S. Agostino attorno al 427 aveva già insistito sulla necessità di variare il tono a seconda del
destinatario, privilegiando comunque il sermo humilis per coerenza cristiana. La teoria fu
ripresa, nel XIII secolo, da Giovanni di Garlandia: I Tre generi di persone debbono essere
valutati secondo i tre generi di uomini, che sono: i curiali, i civili, i rurali. I curiali sono coloro che
occupano e illustrano con la loro presenza la curia, come il papa, i cardinali, i legati, gli
arcivescovi, i vescovi e i loro suffraganei, come gli arcidiaconi, i decani, gli ufficiali, i maestri, gli
scolari; e così gli imperatori, i re, i marchesi, i duchi e i conti. Persone civili sono il console, il
preposto e altre persone che abitano in città. I rurali sono coloro che abitano i campi, come i
cacciatori, gli agricoltori, i vignaioli, gli uccellatori. Secondo questi tre generi di uomini Virgilio
trovò il triplice stile di cui poi si dirà e si insegnerà.

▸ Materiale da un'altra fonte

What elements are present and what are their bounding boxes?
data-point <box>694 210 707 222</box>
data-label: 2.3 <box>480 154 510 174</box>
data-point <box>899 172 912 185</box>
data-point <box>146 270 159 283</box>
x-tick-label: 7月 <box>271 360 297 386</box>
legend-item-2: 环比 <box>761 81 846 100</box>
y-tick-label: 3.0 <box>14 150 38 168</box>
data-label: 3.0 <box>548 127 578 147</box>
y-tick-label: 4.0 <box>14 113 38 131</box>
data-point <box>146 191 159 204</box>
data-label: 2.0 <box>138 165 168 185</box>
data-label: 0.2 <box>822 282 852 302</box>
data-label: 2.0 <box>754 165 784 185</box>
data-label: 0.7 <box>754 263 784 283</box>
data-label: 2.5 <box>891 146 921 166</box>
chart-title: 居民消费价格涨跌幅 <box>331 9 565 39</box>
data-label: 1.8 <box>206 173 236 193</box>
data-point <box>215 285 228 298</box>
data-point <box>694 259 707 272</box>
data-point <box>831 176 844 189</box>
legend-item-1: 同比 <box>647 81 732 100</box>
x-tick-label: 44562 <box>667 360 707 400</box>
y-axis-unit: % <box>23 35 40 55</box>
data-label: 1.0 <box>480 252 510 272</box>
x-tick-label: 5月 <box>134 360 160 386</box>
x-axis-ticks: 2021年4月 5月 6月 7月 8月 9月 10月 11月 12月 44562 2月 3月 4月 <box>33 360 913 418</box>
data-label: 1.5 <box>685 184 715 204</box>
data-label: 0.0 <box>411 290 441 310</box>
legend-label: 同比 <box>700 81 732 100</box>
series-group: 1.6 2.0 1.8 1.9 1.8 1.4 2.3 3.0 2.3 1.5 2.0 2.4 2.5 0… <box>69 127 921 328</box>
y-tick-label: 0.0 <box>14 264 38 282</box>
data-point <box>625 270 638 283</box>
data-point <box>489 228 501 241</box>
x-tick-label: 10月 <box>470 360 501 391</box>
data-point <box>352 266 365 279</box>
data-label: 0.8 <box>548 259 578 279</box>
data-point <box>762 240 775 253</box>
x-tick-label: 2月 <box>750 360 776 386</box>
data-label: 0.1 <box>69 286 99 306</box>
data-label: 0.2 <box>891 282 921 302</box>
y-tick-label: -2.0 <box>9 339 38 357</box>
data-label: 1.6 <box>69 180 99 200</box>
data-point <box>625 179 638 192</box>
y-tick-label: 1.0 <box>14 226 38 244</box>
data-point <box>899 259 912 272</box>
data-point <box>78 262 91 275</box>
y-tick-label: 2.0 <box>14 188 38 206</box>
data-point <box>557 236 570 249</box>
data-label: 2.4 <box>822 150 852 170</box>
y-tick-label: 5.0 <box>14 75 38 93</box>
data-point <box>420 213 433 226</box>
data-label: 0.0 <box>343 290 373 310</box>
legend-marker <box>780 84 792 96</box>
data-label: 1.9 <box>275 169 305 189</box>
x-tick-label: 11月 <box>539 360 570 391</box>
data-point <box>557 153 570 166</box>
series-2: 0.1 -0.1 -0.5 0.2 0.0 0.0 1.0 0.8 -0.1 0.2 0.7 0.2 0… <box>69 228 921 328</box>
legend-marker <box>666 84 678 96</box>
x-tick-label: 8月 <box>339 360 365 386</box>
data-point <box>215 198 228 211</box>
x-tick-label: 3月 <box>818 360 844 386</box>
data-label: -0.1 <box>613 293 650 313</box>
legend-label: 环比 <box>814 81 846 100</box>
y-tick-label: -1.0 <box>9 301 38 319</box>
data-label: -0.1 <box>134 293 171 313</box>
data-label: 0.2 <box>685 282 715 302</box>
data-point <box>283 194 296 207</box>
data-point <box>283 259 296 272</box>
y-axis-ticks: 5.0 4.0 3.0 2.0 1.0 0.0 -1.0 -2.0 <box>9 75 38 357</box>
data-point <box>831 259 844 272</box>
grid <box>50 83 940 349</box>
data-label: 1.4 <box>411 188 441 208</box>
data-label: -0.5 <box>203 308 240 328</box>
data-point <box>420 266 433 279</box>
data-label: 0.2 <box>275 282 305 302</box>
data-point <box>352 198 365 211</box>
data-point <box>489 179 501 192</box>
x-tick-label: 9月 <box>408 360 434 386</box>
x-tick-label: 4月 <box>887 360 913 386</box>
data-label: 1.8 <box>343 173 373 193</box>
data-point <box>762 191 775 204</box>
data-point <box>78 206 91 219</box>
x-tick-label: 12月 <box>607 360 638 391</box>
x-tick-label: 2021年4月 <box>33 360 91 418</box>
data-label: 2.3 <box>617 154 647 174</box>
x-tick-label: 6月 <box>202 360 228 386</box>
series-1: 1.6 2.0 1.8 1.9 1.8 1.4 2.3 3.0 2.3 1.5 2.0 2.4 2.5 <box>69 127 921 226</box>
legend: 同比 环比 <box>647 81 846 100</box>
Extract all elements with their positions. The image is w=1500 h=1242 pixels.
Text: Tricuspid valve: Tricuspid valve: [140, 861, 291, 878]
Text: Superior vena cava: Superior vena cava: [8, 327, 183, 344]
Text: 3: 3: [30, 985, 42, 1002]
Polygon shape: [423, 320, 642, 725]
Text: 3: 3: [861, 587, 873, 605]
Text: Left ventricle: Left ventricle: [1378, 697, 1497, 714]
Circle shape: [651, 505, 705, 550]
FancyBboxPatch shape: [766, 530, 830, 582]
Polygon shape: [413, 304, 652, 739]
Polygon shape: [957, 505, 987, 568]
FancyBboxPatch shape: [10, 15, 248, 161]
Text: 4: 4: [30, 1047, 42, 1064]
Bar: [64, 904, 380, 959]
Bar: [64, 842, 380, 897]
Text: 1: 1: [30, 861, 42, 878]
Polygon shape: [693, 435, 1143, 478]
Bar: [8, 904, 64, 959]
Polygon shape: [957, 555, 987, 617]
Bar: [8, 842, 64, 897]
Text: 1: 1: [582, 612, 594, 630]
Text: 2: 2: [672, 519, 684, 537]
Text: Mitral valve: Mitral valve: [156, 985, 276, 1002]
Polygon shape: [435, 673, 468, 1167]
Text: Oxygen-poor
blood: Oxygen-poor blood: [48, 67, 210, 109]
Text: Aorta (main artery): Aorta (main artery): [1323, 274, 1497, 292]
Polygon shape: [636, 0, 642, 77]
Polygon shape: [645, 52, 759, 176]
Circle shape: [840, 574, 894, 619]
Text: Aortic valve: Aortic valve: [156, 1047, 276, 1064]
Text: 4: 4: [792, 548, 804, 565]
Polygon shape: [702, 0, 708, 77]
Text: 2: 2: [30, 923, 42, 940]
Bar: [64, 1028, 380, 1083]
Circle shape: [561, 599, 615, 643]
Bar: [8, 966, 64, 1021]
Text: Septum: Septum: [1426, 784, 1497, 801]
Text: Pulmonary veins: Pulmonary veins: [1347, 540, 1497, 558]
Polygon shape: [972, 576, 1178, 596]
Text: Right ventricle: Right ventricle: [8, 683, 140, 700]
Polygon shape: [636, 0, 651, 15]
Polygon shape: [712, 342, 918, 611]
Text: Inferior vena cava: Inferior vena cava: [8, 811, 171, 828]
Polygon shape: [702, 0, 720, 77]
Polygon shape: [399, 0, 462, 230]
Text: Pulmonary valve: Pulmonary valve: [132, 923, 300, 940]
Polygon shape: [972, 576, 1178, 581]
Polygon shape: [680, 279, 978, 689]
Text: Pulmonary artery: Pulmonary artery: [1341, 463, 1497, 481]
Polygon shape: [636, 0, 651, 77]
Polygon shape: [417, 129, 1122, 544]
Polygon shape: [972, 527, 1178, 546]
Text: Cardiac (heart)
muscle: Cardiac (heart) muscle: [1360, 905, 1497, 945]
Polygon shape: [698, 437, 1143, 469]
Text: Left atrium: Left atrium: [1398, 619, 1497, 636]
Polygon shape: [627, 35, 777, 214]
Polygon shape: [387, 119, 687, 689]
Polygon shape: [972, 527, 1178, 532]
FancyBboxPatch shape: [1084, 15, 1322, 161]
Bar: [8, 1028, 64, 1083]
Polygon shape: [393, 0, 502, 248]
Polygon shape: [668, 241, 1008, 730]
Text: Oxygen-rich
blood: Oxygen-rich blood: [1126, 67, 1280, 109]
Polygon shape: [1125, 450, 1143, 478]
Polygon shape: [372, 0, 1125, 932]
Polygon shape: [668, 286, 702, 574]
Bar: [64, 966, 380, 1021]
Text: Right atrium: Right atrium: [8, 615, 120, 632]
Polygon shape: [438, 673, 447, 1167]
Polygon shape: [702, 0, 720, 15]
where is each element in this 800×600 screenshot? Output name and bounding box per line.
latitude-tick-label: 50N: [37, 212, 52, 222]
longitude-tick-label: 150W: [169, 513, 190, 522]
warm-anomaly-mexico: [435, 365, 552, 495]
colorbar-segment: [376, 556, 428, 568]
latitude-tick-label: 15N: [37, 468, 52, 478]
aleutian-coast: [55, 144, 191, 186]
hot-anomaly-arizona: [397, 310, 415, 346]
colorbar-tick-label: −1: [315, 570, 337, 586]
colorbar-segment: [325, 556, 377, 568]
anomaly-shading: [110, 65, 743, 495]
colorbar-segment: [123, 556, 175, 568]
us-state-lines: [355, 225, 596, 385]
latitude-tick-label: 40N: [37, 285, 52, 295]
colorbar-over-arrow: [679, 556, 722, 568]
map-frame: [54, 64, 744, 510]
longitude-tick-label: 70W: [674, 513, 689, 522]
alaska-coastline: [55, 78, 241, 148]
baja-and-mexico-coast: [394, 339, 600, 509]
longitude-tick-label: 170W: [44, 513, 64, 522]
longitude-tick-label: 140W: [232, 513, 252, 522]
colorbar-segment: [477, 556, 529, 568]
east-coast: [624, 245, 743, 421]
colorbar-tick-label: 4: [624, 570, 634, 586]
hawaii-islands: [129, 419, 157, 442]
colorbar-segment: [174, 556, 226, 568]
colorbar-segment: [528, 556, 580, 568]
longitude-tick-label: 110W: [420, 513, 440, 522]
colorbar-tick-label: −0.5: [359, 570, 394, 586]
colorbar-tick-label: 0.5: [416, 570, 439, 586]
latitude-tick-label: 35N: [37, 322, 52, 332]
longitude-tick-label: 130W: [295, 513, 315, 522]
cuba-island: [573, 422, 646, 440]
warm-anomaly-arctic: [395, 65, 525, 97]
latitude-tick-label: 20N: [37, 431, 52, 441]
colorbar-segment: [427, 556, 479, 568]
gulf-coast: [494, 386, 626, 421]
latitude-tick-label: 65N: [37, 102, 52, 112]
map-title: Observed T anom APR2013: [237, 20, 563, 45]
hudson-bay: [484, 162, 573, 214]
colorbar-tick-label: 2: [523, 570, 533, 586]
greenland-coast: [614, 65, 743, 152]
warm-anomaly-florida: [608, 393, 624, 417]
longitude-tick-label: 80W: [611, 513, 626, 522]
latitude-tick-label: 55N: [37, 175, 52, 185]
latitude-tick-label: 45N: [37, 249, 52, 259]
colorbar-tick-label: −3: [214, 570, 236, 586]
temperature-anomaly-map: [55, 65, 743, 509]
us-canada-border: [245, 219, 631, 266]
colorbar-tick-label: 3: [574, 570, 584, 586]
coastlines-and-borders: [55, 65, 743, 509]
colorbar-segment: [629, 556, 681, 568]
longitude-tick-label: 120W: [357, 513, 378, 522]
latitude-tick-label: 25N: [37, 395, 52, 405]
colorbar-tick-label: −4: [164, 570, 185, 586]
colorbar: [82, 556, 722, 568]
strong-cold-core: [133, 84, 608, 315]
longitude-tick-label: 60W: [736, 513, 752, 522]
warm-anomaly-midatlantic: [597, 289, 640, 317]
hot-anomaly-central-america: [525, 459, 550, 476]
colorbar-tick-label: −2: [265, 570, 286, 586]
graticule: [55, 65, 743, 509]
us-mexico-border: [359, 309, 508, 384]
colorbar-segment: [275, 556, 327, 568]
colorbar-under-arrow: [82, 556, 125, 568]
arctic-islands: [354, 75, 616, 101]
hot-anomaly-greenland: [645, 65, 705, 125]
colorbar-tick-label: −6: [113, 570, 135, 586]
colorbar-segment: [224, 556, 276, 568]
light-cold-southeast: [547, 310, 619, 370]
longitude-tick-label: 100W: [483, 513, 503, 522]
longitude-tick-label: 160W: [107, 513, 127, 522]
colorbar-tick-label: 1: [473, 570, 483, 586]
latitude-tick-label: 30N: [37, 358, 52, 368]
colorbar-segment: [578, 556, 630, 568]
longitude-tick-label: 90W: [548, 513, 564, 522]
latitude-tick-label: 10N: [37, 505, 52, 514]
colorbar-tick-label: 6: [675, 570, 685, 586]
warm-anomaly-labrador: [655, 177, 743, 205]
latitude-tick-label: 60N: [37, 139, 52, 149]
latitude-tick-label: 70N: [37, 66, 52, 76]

Tale teoria era esemplificata in un disegno mnemonico (allegato più sotto) chiamato Rota
Virgili, così descritta da Giovanni di Garlandia: Bisogna notare che nella «ruota di Virgilio» che
abbiamo tra le mani sono ritagliati nel cerchio tre spicchi e, corrispondentemente, nei tre spicchi
sono ordinati i tre stili attraverso molte circonferenze minori concentriche. Nel primo spicchio
sono contenute le operazioni, le similitudini e i nomi delle cose pertinenti allo stile umile; nel
secondo allo stile medio; nel terzo al grave; e se viene usata in uno stile una qualche espressione
che si trova in quello vicino è chiaro che si è sconfinati dallo stile impiegato, e perciò bisogna
usare le parole trovate per un qualsivoglia stile esclusivamente in quello stile.
BELLO STILO. Alla teoria degli stili si ispira anche Dante per la scrittura della Commedia
(Inferno = stile umile; Purgatorio = stile medio; Paradiso = stile sublime) con qualche
significativa deroga, derivante principalmente dalla passione politica e dal dolore indignato
per la situazione italiana d’allora.